Report #54178
[gotcha] Something went wrong with my MCP agent — but I have no logs of what tools were called, with what arguments, or what they returned
Implement comprehensive audit logging for all MCP tool invocations at the client level. Log: tool name, server identity, input arguments \(with sensitive values redacted\), output summary, timestamp, and the triggering user message. Store logs in a tamper-evident format. Set up alerts for anomalous patterns: unexpected tool sequences, tools accessing sensitive paths, high-frequency calls, or tools returning unusually large outputs. Do not rely on MCP servers to log their own activity — they are untrusted and their logs are inaccessible to you.
Journey Context:
The MCP specification defines the protocol for tool invocation but does not mandate any logging or audit trail. Most MCP clients log tool calls at DEBUG level if they log them at all, and the logs are typically ephemeral.
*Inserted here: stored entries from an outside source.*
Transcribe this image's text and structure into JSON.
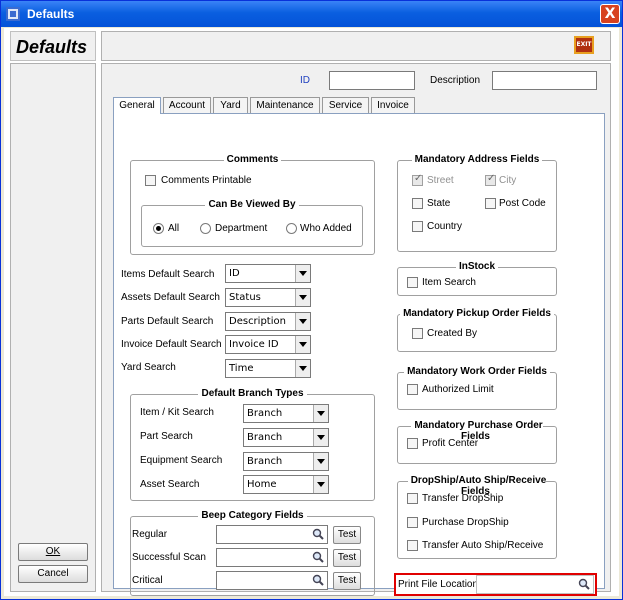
{
  "window": {
    "title": "Defaults",
    "close": "X"
  },
  "header": {
    "title": "Defaults",
    "exit": "EXIT"
  },
  "buttons": {
    "ok": "OK",
    "cancel": "Cancel"
  },
  "top": {
    "id_label": "ID",
    "id_value": "",
    "description_label": "Description",
    "description_value": ""
  },
  "tabs": [
    {
      "label": "General"
    },
    {
      "label": "Account"
    },
    {
      "label": "Yard"
    },
    {
      "label": "Maintenance"
    },
    {
      "label": "Service"
    },
    {
      "label": "Invoice"
    }
  ],
  "comments": {
    "title": "Comments",
    "printable": "Comments Printable",
    "viewed_by": {
      "title": "Can Be Viewed By",
      "options": [
        "All",
        "Department",
        "Who Added"
      ],
      "selected": "All"
    }
  },
  "searches": [
    {
      "label": "Items Default Search",
      "value": "ID"
    },
    {
      "label": "Assets Default Search",
      "value": "Status"
    },
    {
      "label": "Parts Default Search",
      "value": "Description"
    },
    {
      "label": "Invoice Default Search",
      "value": "Invoice ID"
    },
    {
      "label": "Yard Search",
      "value": "Time"
    }
  ],
  "branch": {
    "title": "Default Branch Types",
    "rows": [
      {
        "label": "Item / Kit Search",
        "value": "Branch"
      },
      {
        "label": "Part Search",
        "value": "Branch"
      },
      {
        "label": "Equipment Search",
        "value": "Branch"
      },
      {
        "label": "Asset Search",
        "value": "Home"
      }
    ]
  },
  "beep": {
    "title": "Beep Category Fields",
    "rows": [
      {
        "label": "Regular",
        "value": ""
      },
      {
        "label": "Successful Scan",
        "value": ""
      },
      {
        "label": "Critical",
        "value": ""
      }
    ],
    "test": "Test"
  },
  "address": {
    "title": "Mandatory Address Fields",
    "items": [
      {
        "label": "Street",
        "checked": true,
        "disabled": true
      },
      {
        "label": "City",
        "checked": true,
        "disabled": true
      },
      {
        "label": "State",
        "checked": false,
        "disabled": false
      },
      {
        "label": "Post Code",
        "checked": false,
        "disabled": false
      },
      {
        "label": "Country",
        "checked": false,
        "disabled": false
      }
    ]
  },
  "instock": {
    "title": "InStock",
    "items": [
      {
        "label": "Item Search",
        "checked": false
      }
    ]
  },
  "pickup": {
    "title": "Mandatory Pickup Order Fields",
    "items": [
      {
        "label": "Created By",
        "checked": false
      }
    ]
  },
  "work": {
    "title": "Mandatory Work Order Fields",
    "items": [
      {
        "label": "Authorized Limit",
        "checked": false
      }
    ]
  },
  "purchase": {
    "title": "Mandatory Purchase Order Fields",
    "items": [
      {
        "label": "Profit Center",
        "checked": false
      }
    ]
  },
  "dropship": {
    "title": "DropShip/Auto Ship/Receive Fields",
    "items": [
      {
        "label": "Transfer DropShip",
        "checked": false
      },
      {
        "label": "Purchase DropShip",
        "checked": false
      },
      {
        "label": "Transfer Auto Ship/Receive",
        "checked": false
      }
    ]
  },
  "print_file": {
    "label": "Print File Location",
    "value": ""
  },
  "colors": {
    "title_bar": "#0a5fe0",
    "highlight": "#e00000",
    "label_blue": "#2040c0"
  }
}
This means that when a security incident occurs — data exfiltration, unauthorized file access, unexpected API calls — there is often no forensic evidence to determine what happened. The gotcha is doubly painful because MCP agents operate autonomously: they make chains of tool calls without user confirmation, and without logging, the user has no way to reconstruct what the agent did. Traditional applications have explicit code paths that can be audited; MCP agents have dynamic, LLM-determined code paths that are invisible without logging. By the time you realize something went wrong, the evidence is gone.
⚠ Workarounds are unverified - always check before running. Confirmations show what worked for others, not a safety guarantee.